Kommen und Gehen was commissioned by the German pavillion at the World Expo in Hannover last year. It is conceived for violin and tape/live electronics. As the audience is fluctuating permanently through the building, the actual piece was prepared by a “preface” and a sound installation in the hall, which serves two purposes. While permitting people to stay or to leave the building at will, it tries to gain the attention of the audience using a strictly processural setup: The preface consists of a single pitch, played by the violin. This note is recorded and transmitted—electronically transformed—through the loudspeakers. In principle, the installation is a kind of “digestive” process, in which the resulting sounds are repeatedly transmitted through the system, and once again transformed. This recursive process, which is closely related to structures I often use in my compositional work, leads to a densification of sound. In the original version, this process takes about two hours and has been shortened on the CD.

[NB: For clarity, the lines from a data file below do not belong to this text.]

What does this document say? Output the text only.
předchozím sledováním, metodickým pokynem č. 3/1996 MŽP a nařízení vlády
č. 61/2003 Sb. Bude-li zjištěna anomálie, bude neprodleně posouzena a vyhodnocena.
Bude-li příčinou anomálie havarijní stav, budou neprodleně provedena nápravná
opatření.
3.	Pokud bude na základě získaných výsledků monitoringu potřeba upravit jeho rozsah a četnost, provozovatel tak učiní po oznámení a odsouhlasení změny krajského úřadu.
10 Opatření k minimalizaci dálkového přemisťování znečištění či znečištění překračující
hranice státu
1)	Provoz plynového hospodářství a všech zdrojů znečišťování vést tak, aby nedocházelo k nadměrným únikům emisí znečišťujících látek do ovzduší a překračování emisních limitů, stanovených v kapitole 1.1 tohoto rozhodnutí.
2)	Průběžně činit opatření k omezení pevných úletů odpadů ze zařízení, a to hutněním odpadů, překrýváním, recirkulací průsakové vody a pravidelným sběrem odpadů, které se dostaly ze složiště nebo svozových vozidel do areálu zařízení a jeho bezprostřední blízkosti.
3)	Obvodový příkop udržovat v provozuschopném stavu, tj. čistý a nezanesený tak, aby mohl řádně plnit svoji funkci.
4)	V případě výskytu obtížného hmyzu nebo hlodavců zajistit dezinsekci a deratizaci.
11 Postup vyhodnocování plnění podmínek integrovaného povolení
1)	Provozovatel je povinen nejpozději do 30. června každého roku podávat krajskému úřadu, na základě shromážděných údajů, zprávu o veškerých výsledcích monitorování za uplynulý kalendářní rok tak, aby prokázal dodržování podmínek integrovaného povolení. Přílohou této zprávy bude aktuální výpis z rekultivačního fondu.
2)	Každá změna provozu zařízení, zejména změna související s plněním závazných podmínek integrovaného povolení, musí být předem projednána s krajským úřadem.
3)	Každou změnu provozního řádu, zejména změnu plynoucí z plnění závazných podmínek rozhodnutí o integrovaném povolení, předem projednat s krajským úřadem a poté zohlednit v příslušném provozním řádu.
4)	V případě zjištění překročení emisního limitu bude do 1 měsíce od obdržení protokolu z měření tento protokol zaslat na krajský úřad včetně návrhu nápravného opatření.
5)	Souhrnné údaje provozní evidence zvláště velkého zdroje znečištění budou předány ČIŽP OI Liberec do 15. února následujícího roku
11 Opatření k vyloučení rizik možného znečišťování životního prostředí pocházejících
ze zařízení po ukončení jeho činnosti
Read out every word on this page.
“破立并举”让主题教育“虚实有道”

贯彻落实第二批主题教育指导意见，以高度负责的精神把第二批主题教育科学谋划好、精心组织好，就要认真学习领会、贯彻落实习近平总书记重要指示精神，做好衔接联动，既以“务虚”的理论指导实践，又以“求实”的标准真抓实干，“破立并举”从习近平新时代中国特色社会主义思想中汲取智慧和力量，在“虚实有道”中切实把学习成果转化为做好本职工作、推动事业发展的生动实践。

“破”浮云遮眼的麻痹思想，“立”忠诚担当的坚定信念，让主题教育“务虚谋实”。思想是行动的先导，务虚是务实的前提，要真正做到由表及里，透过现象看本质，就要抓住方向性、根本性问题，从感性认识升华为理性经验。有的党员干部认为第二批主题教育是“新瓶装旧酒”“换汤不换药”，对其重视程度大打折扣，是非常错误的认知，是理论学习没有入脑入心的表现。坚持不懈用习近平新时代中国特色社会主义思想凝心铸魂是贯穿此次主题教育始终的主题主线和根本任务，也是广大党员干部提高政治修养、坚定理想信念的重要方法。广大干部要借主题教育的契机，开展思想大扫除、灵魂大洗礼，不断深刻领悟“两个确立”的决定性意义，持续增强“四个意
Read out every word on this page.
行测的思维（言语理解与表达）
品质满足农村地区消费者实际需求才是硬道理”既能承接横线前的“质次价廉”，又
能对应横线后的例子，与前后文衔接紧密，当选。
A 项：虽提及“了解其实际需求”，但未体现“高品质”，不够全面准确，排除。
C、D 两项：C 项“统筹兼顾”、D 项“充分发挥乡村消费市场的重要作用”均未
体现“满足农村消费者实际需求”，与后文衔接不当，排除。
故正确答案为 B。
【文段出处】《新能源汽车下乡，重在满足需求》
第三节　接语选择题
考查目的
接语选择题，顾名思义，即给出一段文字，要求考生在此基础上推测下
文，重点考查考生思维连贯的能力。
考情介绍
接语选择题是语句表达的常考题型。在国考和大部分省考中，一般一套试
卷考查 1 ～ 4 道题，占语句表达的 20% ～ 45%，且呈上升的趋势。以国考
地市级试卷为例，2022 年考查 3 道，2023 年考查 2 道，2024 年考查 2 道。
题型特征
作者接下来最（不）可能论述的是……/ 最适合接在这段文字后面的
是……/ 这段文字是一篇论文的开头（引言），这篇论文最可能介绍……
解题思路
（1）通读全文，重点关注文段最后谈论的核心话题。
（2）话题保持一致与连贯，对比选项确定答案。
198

The final piece for Violin and Tape starts with the densified sound, which is abruptely stopped by a Bartok pizzicato on the violin. Like the installation, the piece also transforms sounds originally performed by the violin and refeeds them into the system, thus creating a network of the live violin and the sounds it originated. Since the algorithms used for both the installation and the concert piece model some sort of artificial life, the basic idea is quite simple: the violin is confronted with the “creatures” it created.

All the parts of the tape and the violin have been generated with programs I developed especially for that piece. The transformations mainly use a kind of recursive granular method, which is linked in many ways to contemporary models of communication and perception.